Accordingly, it becomes highly demanded for HSPs to have not only Electronic Medical Records (EMR) solutions for tracking of patients’ records but also Electronic Health Records (EHR) systems that are needed to digitize the daily workflow, automate the services in any HSP, and to establish interoperability mechanisms between different service providers who can share the EHR of the patients, and nationwide adoption of EHRs becomes an emergent policy priority in most of the countries (Adler-milstein et. al, 2015). These initiatives guided HIT vendors and countries’ Health Authorities (HAs) such as Taiwan (Wu et al., 2017) to build their HIT solutions on the cloud that can be accessed and shared between several HSPs and stakeholders.
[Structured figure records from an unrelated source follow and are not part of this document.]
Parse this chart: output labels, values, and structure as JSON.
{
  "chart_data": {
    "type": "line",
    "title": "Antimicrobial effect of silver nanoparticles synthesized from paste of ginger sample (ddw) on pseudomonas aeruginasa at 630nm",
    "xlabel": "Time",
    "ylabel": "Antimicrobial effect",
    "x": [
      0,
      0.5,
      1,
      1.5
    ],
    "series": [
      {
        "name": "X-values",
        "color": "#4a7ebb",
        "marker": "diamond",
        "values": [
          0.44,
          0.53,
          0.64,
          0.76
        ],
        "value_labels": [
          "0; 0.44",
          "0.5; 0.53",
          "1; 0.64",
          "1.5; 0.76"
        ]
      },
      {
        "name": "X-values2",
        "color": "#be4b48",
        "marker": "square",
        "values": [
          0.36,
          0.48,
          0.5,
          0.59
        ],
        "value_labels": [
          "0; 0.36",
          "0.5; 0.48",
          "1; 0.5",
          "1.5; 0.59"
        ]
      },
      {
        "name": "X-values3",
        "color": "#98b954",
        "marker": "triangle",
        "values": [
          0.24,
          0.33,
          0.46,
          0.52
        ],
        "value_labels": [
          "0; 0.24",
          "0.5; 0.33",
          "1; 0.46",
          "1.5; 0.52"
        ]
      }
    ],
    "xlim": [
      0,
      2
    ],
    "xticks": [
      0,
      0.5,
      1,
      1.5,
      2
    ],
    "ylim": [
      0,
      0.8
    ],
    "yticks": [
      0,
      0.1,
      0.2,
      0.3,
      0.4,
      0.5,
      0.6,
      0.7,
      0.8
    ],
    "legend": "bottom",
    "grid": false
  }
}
Building a healthcare system on the cloud has been enormously requested these days because of the tremendous advantages and various features that can be gotten from executing such healthcare solutions on the cloud, and because of the continuous innovation upgrades of the cloud and IT technologies which dispense with a lot of considerable disadvantages of utilizing cloud technology at its beginning times. Healthcare enterprises, as other enterprises and industries, are being encouraged to go for cloud to get most of the advantages and benefits of the cloud technology, and to line up with the most recent trends of IT industry, such as Big Data, Machine Learning, Artificial Intelligence, Business Intelligence, and Decision Support Systems.

Implementing HIT solutions on the cloud has too many benefits and numerous features for all health service stakeholders, which yields to better patient care and community healthcare; such as: cost-effectiveness of subscribing to the cloud instead of building a fully hosted data center, which enables small and medium healthcare enterprises to utilize the benefits of such solutions without the need for upfront expensive investment, having a unified patient record that is accessible for all health service stakeholders, sharing a collaborative economic digital health environment that distributes cost overheads and reduces medical services waste, sharing of medical resources and remote health service provision such as Telemedicine and Teleradiology, improving healthcare quality through the online access and the aggregation of medical data by one central solution, sharing of patient medical records between several healthcare providers which has extensive benefits for patient and health services delivery, and reduction of redundant services to be repeated by each HSP in addition to the “increase exactness and effectiveness, better communication among healthcare professionals, and reduced risk of prescription errors” (Rajini & Beulah, 2016) plus many other benefits.

Nowadays; most of the health solution providers and HA in several countries are moving into the cloud according to a recent research conducted by KLAS organization, which showed that ninety percent of provider organizations are considering the off-site data hosting (Nerney, 2017).